Les modalités pratiques relatives à l’équipement des places de stationnement d’installations dédiées à la recharge de véhicules électriques et hybrides rechargeables en copropriété sont décrites dans plusieurs décrets. On y retrouve le Droit à la Prise et le déploiement d’une infrastructure collective.
Quelle différence y a t’il entre le Droit à la Prise et l’infrastructure collective ? Quelles sont les obligations pour les copropriétés ?
La Loi LOM (loi d’orientation des mobilités) 2022 impose aux syndics de copropriété d’inscrire le sujet de la pose de points de recharge à l’ordre du jour d’une assemblée générale avant le 1er janvier 2023.
1. Le Droit à la Prise
Lorsqu’un copropriétaire souhaite installer une borne de recharge pour sa voiture électrique, il bénéficie d’un “droit à la prise”. C’est un droit non opposable. C’est une installation individuelle.
Le copropriétaire doit informer le syndic de sa demande par courrier recommandé avec A/R (accusé de réception) en lui adressant un descriptif détaillé du projet d’installation ainsi qu’un plan technique d’intervention et un schéma de raccordement électrique de la borne individuelle.
La réalisation de ces travaux ne nécessite pas de vote lors de l’assemblée générale. Le syndic devra toutefois inscrire un point d’information à l’ordre du jour de la prochaine assemblée générale afin de tenir les copropriétaires informés du projet d’installation individuelle de borne de recharge.
Le syndic ne peut pas s’opposer à la réalisation de ces travaux à moins de justifier d’un motif légitime et sérieux, par exemple, lorsque la copropriété souhaite entreprendre ces travaux ou lorsqu’il existe une impossibilité technique de réaliser les travaux. Il doit impérativement saisir le tribunal judiciaire pour s’y opposer.

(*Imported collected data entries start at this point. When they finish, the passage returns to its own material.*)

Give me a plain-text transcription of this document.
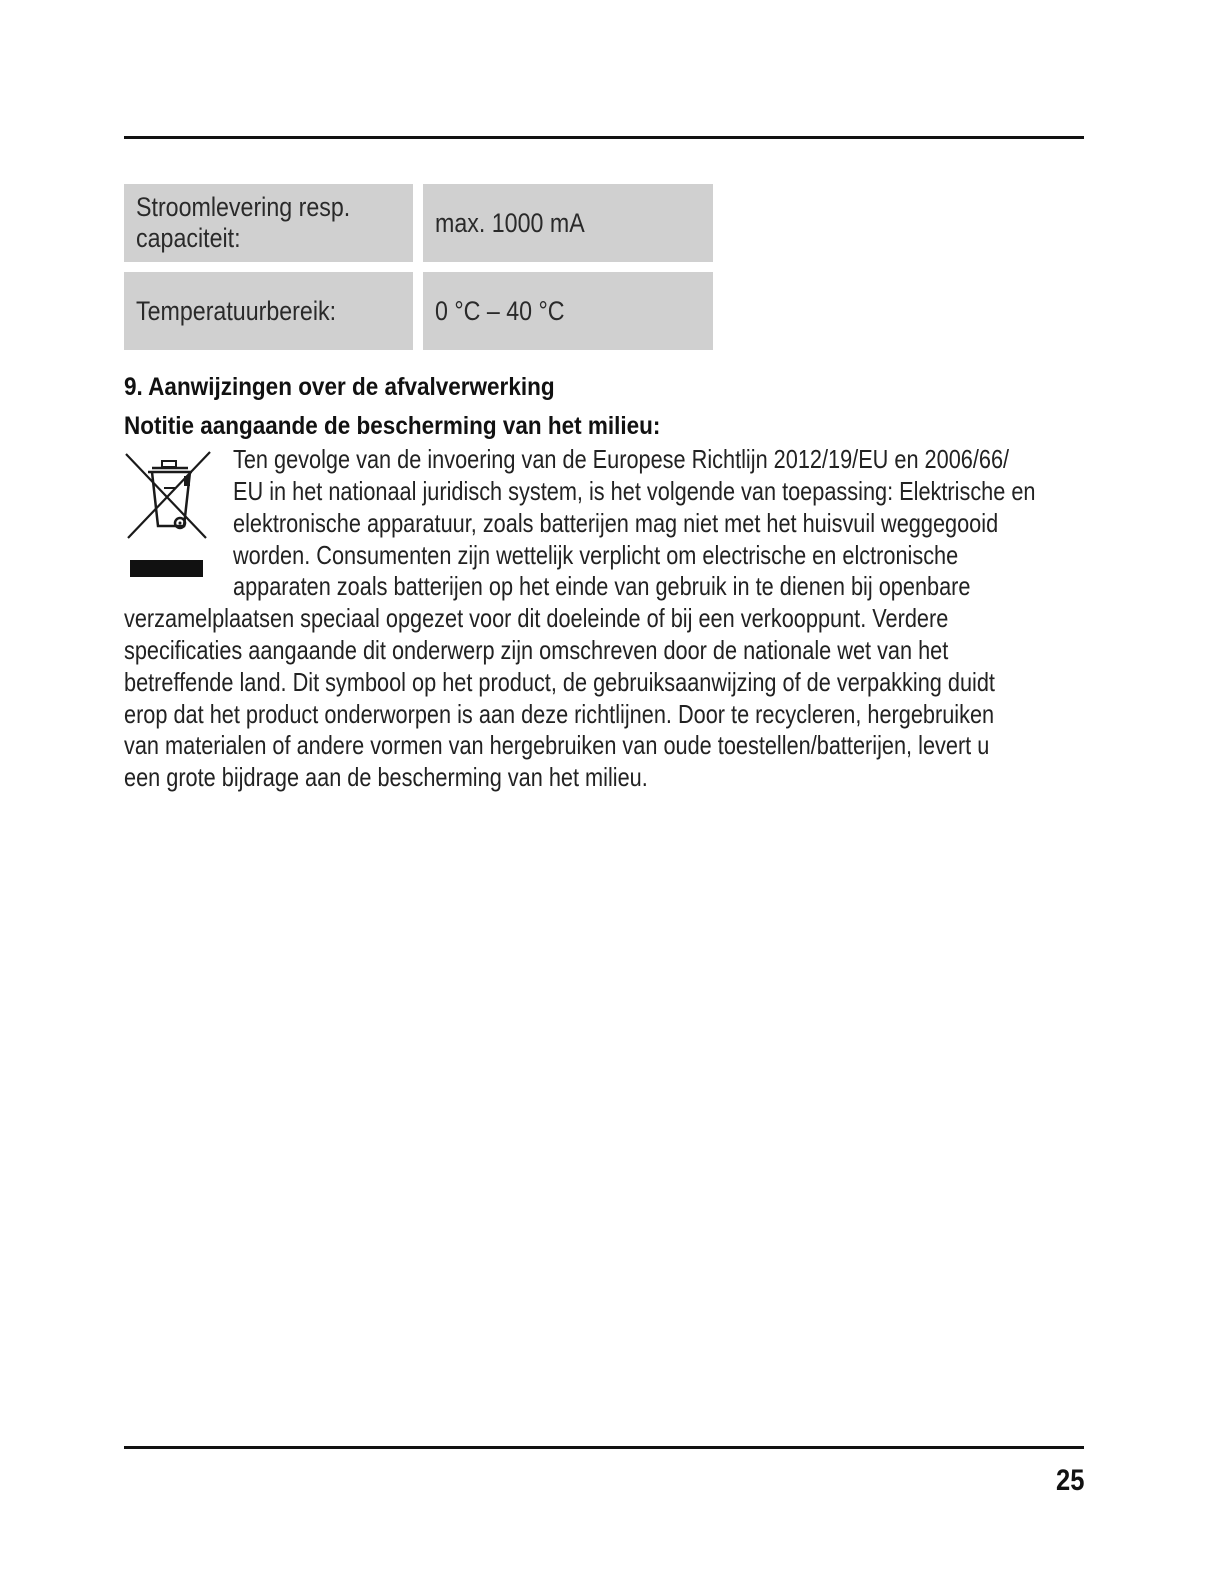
Stroomlevering resp. capaciteit:
max. 1000 mA
Temperatuurbereik:	0 °C – 40 °C
9. Aanwijzingen over de afvalverwerking
Notitie aangaande de bescherming van het milieu:
Ten gevolge van de invoering van de Europese Richtlijn 2012/19/EU en 2006/66/
EU in het nationaal juridisch system, is het volgende van toepassing: Elektrische en
elektronische apparatuur, zoals batterijen mag niet met het huisvuil weggegooid
worden. Consumenten zijn wettelijk verplicht om electrische en elctronische
apparaten zoals batterijen op het einde van gebruik in te dienen bij openbare
verzamelplaatsen speciaal opgezet voor dit doeleinde of bij een verkooppunt. Verdere
specificaties aangaande dit onderwerp zijn omschreven door de nationale wet van het
betreffende land. Dit symbool op het product, de gebruiksaanwijzing of de verpakking duidt
erop dat het product onderworpen is aan deze richtlijnen. Door te recycleren, hergebruiken
van materialen of andere vormen van hergebruiken van oude toestellen/batterijen, levert u
een grote bijdrage aan de bescherming van het milieu.
25
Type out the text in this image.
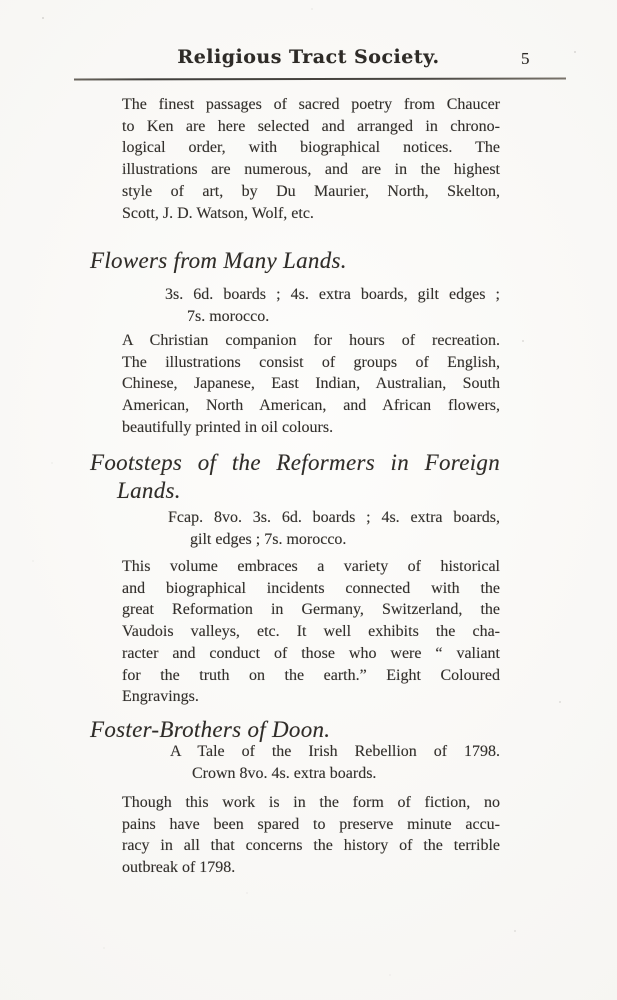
Religious Tract Society.	5
The finest passages of sacred poetry from Chaucer
to Ken are here selected and arranged in chrono-
logical order, with biographical notices. The
illustrations are numerous, and are in the highest
style of art, by Du Maurier, North, Skelton,
Scott, J. D. Watson, Wolf, etc.
Flowers from Many Lands.
3s. 6d. boards ; 4s. extra boards, gilt edges ;
7s. morocco.
A Christian companion for hours of recreation.
The illustrations consist of groups of English,
Chinese, Japanese, East Indian, Australian, South
American, North American, and African flowers,
beautifully printed in oil colours.
Footsteps of the Reformers in Foreign
Lands.
Fcap. 8vo. 3s. 6d. boards ; 4s. extra boards,
gilt edges ; 7s. morocco.
This volume embraces a variety of historical
and biographical incidents connected with the
great Reformation in Germany, Switzerland, the
Vaudois valleys, etc. It well exhibits the cha-
racter and conduct of those who were “ valiant
for the truth on the earth.” Eight Coloured
Engravings.
Foster-Brothers of Doon.
A Tale of the Irish Rebellion of 1798.
Crown 8vo. 4s. extra boards.
Though this work is in the form of fiction, no
pains have been spared to preserve minute accu-
racy in all that concerns the history of the terrible
outbreak of 1798.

D’un point de vue technique, l’électricien, qui doit posséder une qualification IRVE, se raccorde sur le compteur des services généraux de la copropriété et procède à l’installation individuelle de la borne conformément à la NFC 15-100.
Un sous compteur est également installé afin de permettre au syndic de refacturer la consommation de la borne à son utilisateur.
Dans le cadre d’une installation individuelle de borne de recharge pour véhicule électrique via le droit à la prise, le copropriétaire supporte seul tous les coûts d’installation liés au raccordement électrique dans son parking. Cela comprend les coûts liés à la réalisation des travaux nécessaires pour installer la borne, tels que le câblage électrique, les équipements de sécurité, ainsi que les éventuelles modifications au tableau électrique existant.
Aujourd’hui ce droit à la prise devient marginal, car il a été largement utilisé par les premiers propriétaires de véhicule électrique, et du coup les nouvelles demandes se trouvent dans le cas d’impossibilité technique pour la nouvelle installation électrique. En effet, l’abonnement du compteur électrique souscrit par le syndic n’est plus assez puissant pour supporter l’installation d’une nouvelle borne de recharge.
Il faut alors se tourner vers une solution de recharge en copropriété , par le biais d’une infrastructure collective qui va permettre à tous les copropriétaires d’installer une borne de recharge pour véhicule électrique.
Cette étape va permettre d’atteindre les objectifs de la transition énergétique et de la mobilité électrique fixés par le gouvernement.
2. L’infrastructure collective
L’infrastructure collective pour la recharge de véhicules électriques consiste à déployer dans les parties communes de l’immeuble un réseau électrique permettant l’installation de bornes de recharge pour chaque place de parking. Cette installation prévoit le pré équipement de l’intégralité des places de stationnement de la copropriété.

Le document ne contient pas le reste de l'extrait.